Sérgio de Carvalho aborda seus personagens por uma chave afetiva que talvez venha de uma vontade de atingir um nível de descritividade que é característico da literatura, o filme afinal é baseado em um romance que ele mesmo escreveu. É também em razão desse afeto que a chegada da nova “família” de traficantes sudestinos representa uma violência ainda mais simbólica. Mas nota-se que a chegada deles também surge em um contexto que, de certa forma, já parece possuir uma desarmonia em curso, o pai ausente de Rivelino tem um paralelo óbvio com o tratamento negligente de Paulo com o filho que teve com Sandra.
A condição dessas figuras da periferia de Rio Branco, nos extremos fronteiriços do país, é de bastante fragilidade. A geração mais velha encabeçada pelos personagens solteiros de Alê e Beatriz já não vê perspectiva por conta da idade e dos fracassos passados em constituir um núcleo familiar, enquanto a mais nova busca um pertencimento por frentes variadas, grafite, hip-hop, relacionamentos ou, no caso de Rivelino, nas facções recém-chegadas à cidade. Sente-se um fatalismo na representação urbana de Rio Branco, os refúgios e os pequenos momentos de afeto naqueles ambientes urbanos, ainda se provam impotentes diante da destruição iminente. O caminho que se prova de alguma maneira redentor no filme é o que envolve a temática indígena, da conexão ancestral, do reencontro às raízes que precedem o desenvolvimento urbano.

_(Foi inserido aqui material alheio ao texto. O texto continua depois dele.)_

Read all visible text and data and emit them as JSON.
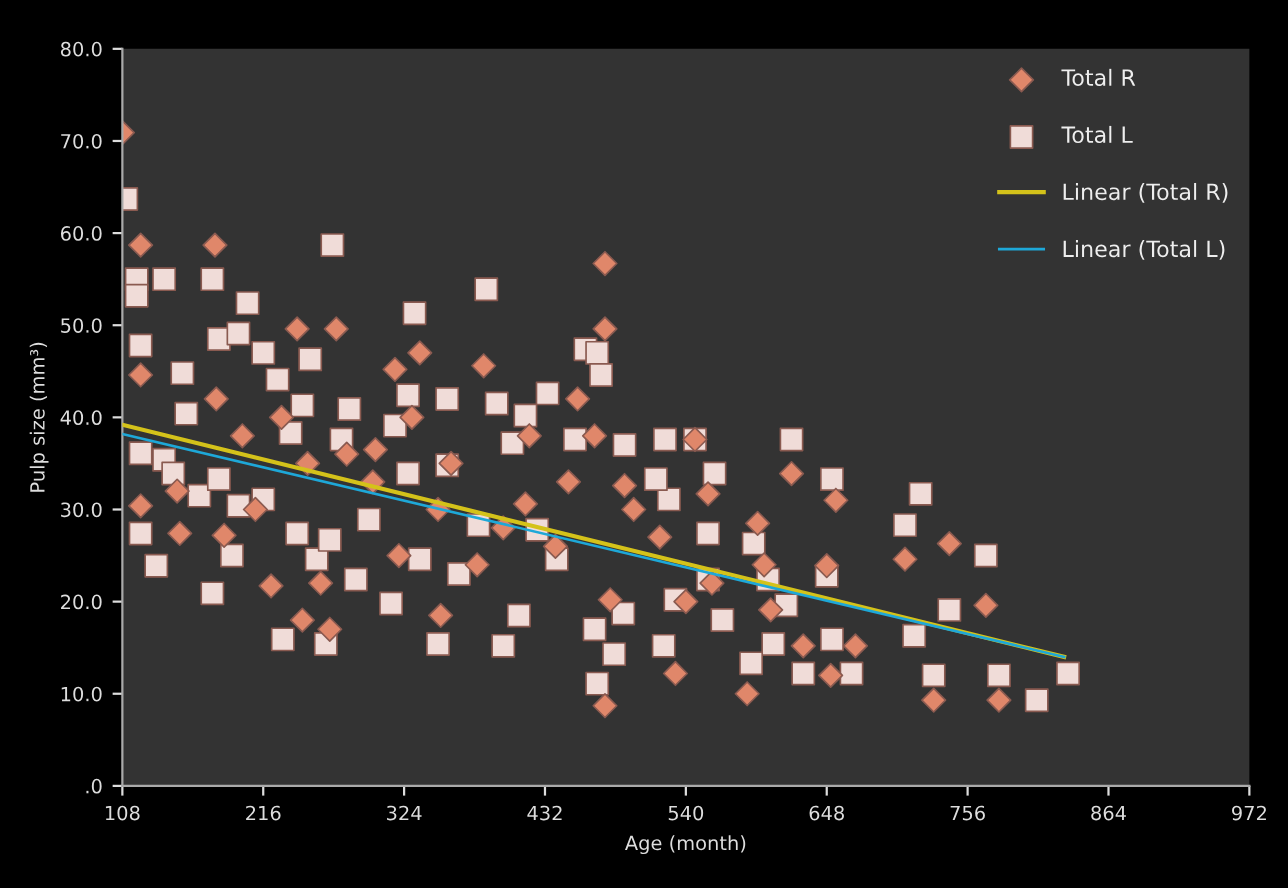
{
  "chart_data": {
    "type": "scatter",
    "xlabel": "Age (month)",
    "ylabel": "Pulp size (mm³)",
    "xlim": [
      108,
      972
    ],
    "ylim": [
      0,
      80
    ],
    "xticks": [
      108,
      216,
      324,
      432,
      540,
      648,
      756,
      864,
      972
    ],
    "yticks": [
      {
        "value": 0,
        "label": ".0"
      },
      {
        "value": 10,
        "label": "10.0"
      },
      {
        "value": 20,
        "label": "20.0"
      },
      {
        "value": 30,
        "label": "30.0"
      },
      {
        "value": 40,
        "label": "40.0"
      },
      {
        "value": 50,
        "label": "50.0"
      },
      {
        "value": 60,
        "label": "60.0"
      },
      {
        "value": 70,
        "label": "70.0"
      },
      {
        "value": 80,
        "label": "80.0"
      }
    ],
    "grid": false,
    "legend": "top right",
    "series": [
      {
        "name": "Total R",
        "marker": "diamond",
        "color": "#e0876a",
        "x": [
          108,
          122,
          179,
          122,
          242,
          272,
          317,
          336,
          385,
          457,
          478,
          478,
          152,
          186,
          222,
          246,
          267,
          352,
          302,
          417,
          493,
          478,
          482,
          122,
          621,
          655,
          708,
          742,
          770,
          730,
          780,
          587,
          630,
          651,
          670,
          532,
          595,
          605,
          648,
          547,
          557,
          250,
          300,
          350,
          400,
          200,
          230,
          280,
          320,
          380,
          440,
          470,
          520,
          560,
          600,
          150,
          180,
          210,
          260,
          330,
          360,
          420,
          450,
          500,
          540
        ],
        "values": [
          70.9,
          58.7,
          58.7,
          44.6,
          49.6,
          49.6,
          45.2,
          47,
          45.6,
          42,
          56.7,
          49.6,
          27.4,
          27.2,
          21.7,
          18,
          17,
          18.5,
          36.5,
          30.6,
          32.6,
          8.7,
          20.2,
          30.4,
          33.9,
          31,
          24.6,
          26.3,
          19.6,
          9.3,
          9.3,
          10,
          15.2,
          12,
          15.2,
          12.2,
          28.5,
          19.1,
          23.9,
          37.6,
          31.7,
          35,
          33,
          30,
          28,
          38,
          40,
          36,
          25,
          24,
          26,
          38,
          27,
          22,
          24,
          32,
          42,
          30,
          22,
          40,
          35,
          38,
          33,
          30,
          20
        ]
      },
      {
        "name": "Total L",
        "marker": "square",
        "color": "#f0dcd8",
        "x": [
          111,
          119,
          140,
          122,
          119,
          177,
          204,
          269,
          332,
          387,
          463,
          472,
          475,
          154,
          182,
          197,
          216,
          252,
          227,
          327,
          357,
          395,
          434,
          417,
          282,
          246,
          157,
          122,
          140,
          122,
          134,
          177,
          192,
          231,
          264,
          350,
          314,
          400,
          412,
          472,
          485,
          492,
          470,
          493,
          455,
          407,
          167,
          182,
          197,
          216,
          242,
          257,
          287,
          317,
          336,
          366,
          381,
          426,
          441,
          147,
          237,
          276,
          357,
          297,
          267,
          327,
          621,
          652,
          720,
          708,
          770,
          742,
          715,
          730,
          780,
          809,
          833,
          630,
          667,
          652,
          607,
          590,
          617,
          648,
          603,
          557,
          562,
          524,
          547,
          527,
          517,
          532,
          523,
          568,
          592,
          557
        ],
        "values": [
          63.7,
          55,
          55,
          47.8,
          53.2,
          55,
          52.4,
          58.7,
          51.3,
          53.9,
          47.4,
          47,
          44.6,
          44.8,
          48.5,
          49.1,
          47,
          46.3,
          44.1,
          42.4,
          42,
          41.5,
          42.6,
          40.2,
          40.9,
          41.3,
          40.4,
          36.1,
          35.4,
          27.4,
          23.9,
          20.9,
          25,
          15.9,
          15.4,
          15.4,
          19.8,
          15.2,
          18.5,
          11.1,
          14.3,
          18.7,
          17,
          37,
          37.6,
          37.2,
          31.5,
          33.3,
          30.4,
          31.1,
          27.4,
          24.6,
          22.4,
          39.1,
          24.6,
          23,
          28.3,
          27.8,
          24.6,
          33.9,
          38.3,
          37.6,
          34.8,
          28.9,
          26.7,
          33.9,
          37.6,
          33.3,
          31.7,
          28.3,
          25,
          19.1,
          16.3,
          12,
          12,
          9.3,
          12.2,
          12.2,
          12.2,
          15.9,
          15.4,
          13.3,
          19.6,
          22.8,
          22.4,
          27.4,
          33.9,
          37.6,
          37.6,
          31.1,
          33.3,
          20.2,
          15.2,
          18,
          26.3,
          22.4
        ]
      },
      {
        "name": "Linear (Total R)",
        "type": "line",
        "marker": "none",
        "color": "#d4c21a",
        "x": [
          108,
          830
        ],
        "values": [
          39.2,
          14
        ]
      },
      {
        "name": "Linear (Total L)",
        "type": "line",
        "marker": "none",
        "color": "#1ea8d8",
        "x": [
          108,
          830
        ],
        "values": [
          38.2,
          14
        ]
      }
    ]
  }
}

A Amazônia urbana é um terreno fadado a ser devorado pelos conflitos de interesse que são próprios daquele modelo de civilização.

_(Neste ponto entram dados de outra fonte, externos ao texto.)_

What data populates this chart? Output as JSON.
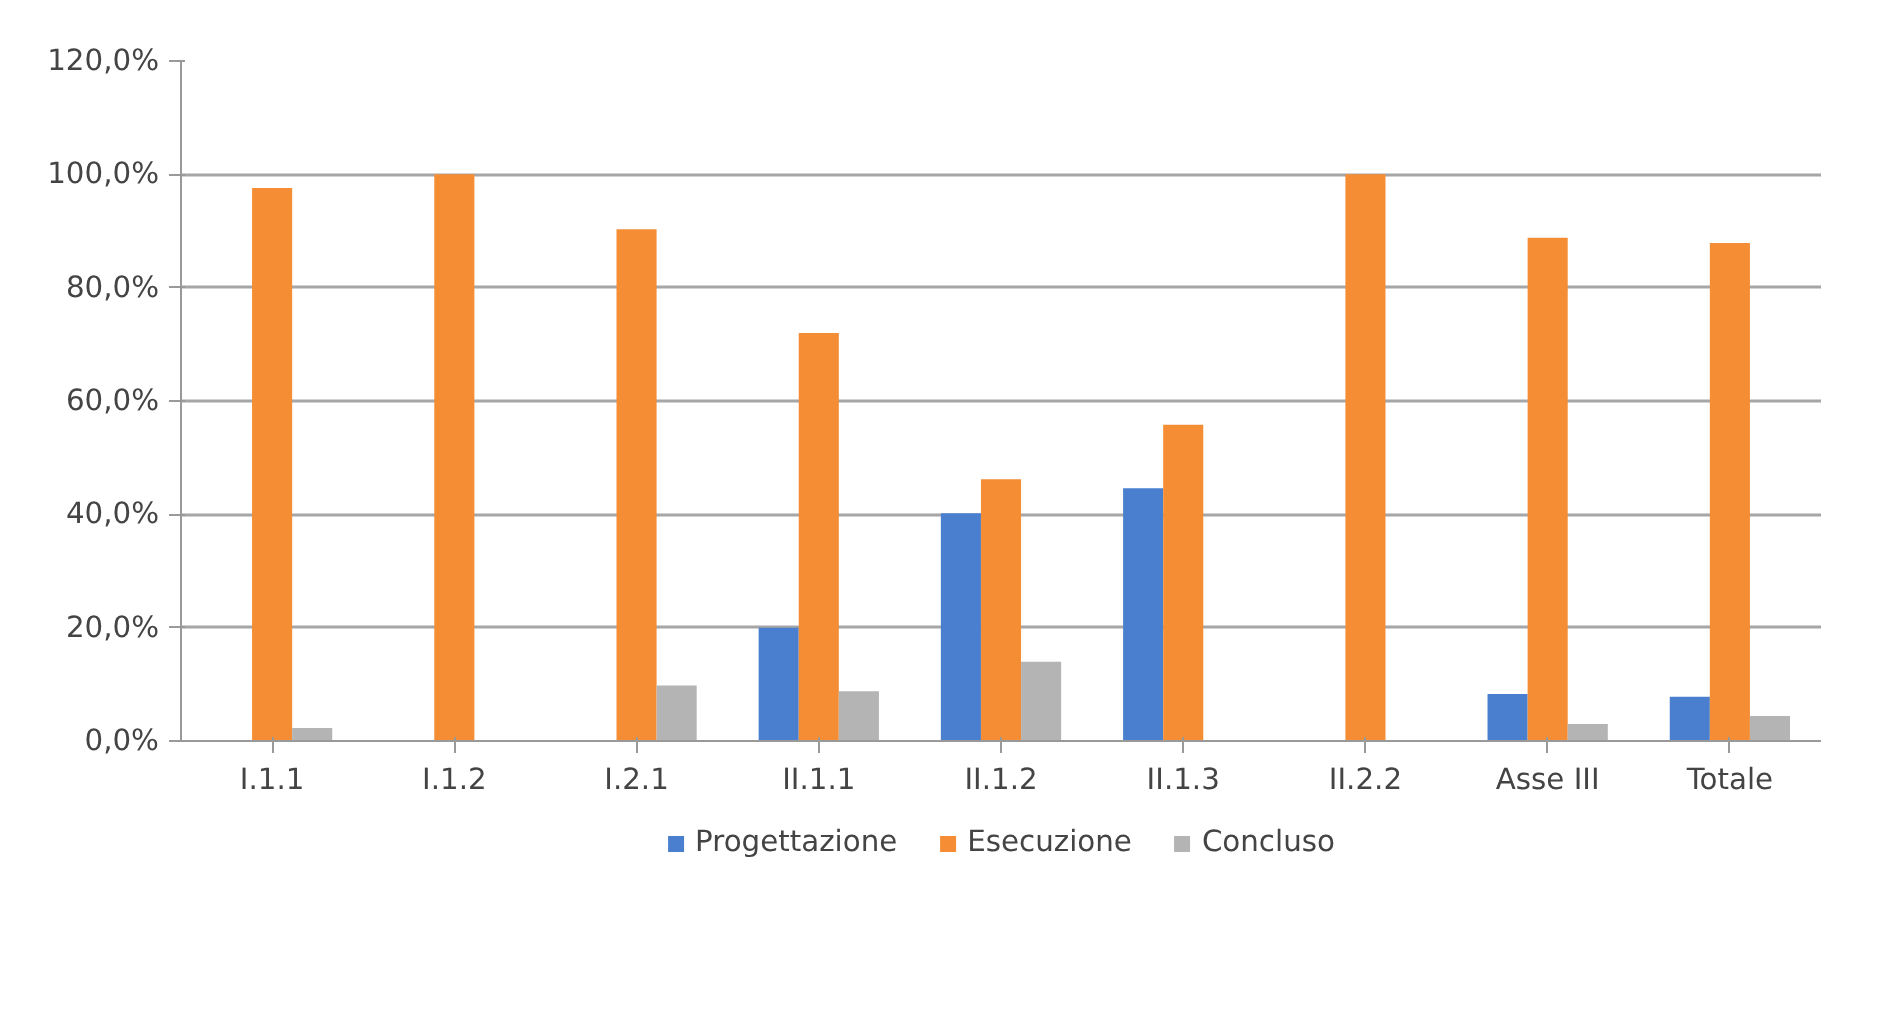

Mas do senso generalizado de alienação, do qual todos os personagens sentem, surge um curioso paradoxo no projeto realista de Sérgio de Carvalho. Ao mesmo tempo em que se busca manter um senso de imediatismo nas cenas de maior relevância dramática do filme, a caracterização espacial delas passa por algumas complicações. Em vários momentos a noção de espaço não fica muito clara, até mesmo quando a câmera decide acompanhar os personagens de costas enquanto eles caminham pelas ruas e pelos becos. E mesmo lançando uso de uma decupagem que responde aos movimentos imediatos da cena, o filme ainda parece adiar, um senso de conflito, chegando até mesmo a cobrir alguns dos momentos mais viscerais do enredo com a abordagem onírica que era mais associada aos instantes de evasão. A maioria das cenas em que a câmera não desvia o olhar são brutas mais pelo que os personagens põem em causa através da fala e de alguns gestos menores, enquanto confrontos abertos com emoções torrenciais e ininterruptas diante da lente surgem como instantes bem pontuais.

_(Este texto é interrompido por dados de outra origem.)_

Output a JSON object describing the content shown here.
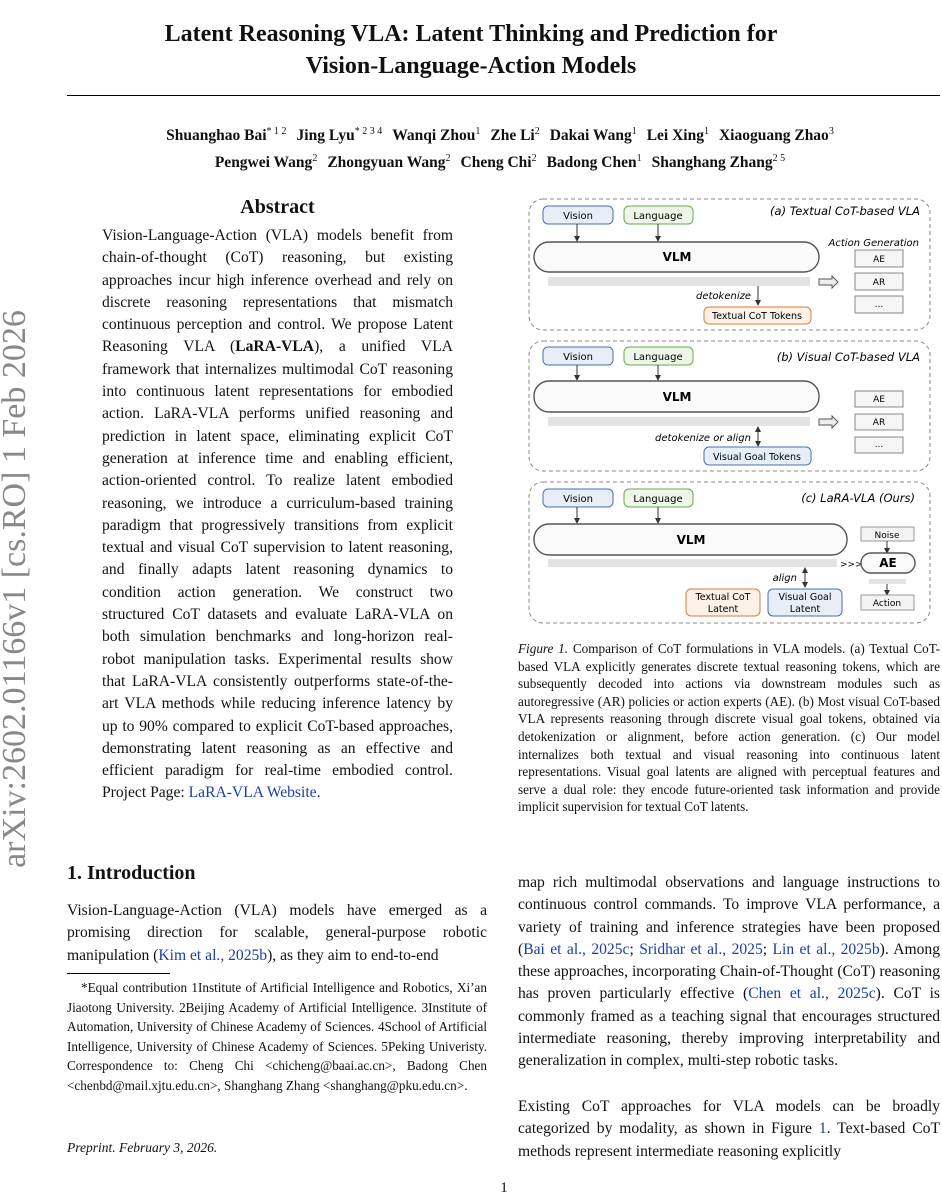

Apesar das tensões entre o onírico e o naturalista, há uma insistência em transmitir um mesmo estado de espírito que termina por ofuscar os momentos em que a disrupção central de todo o drama do filme é posta em cena. A juventude urbana rio-branquense é vista como uma categoria em vias de desaparecer e seus integrantes de certa maneira já pressentem isso. Mas é ao incorporar estilisticamente um senso generalizado de alienação que é próprio dos personagens, que Noites Alienígenas parece diminuir o efeito dos seus contrastes mais fortes e reveladores.
Filme visto na 16ª CineBH – Mostra Internacional de Cinema de Belo Horizonte.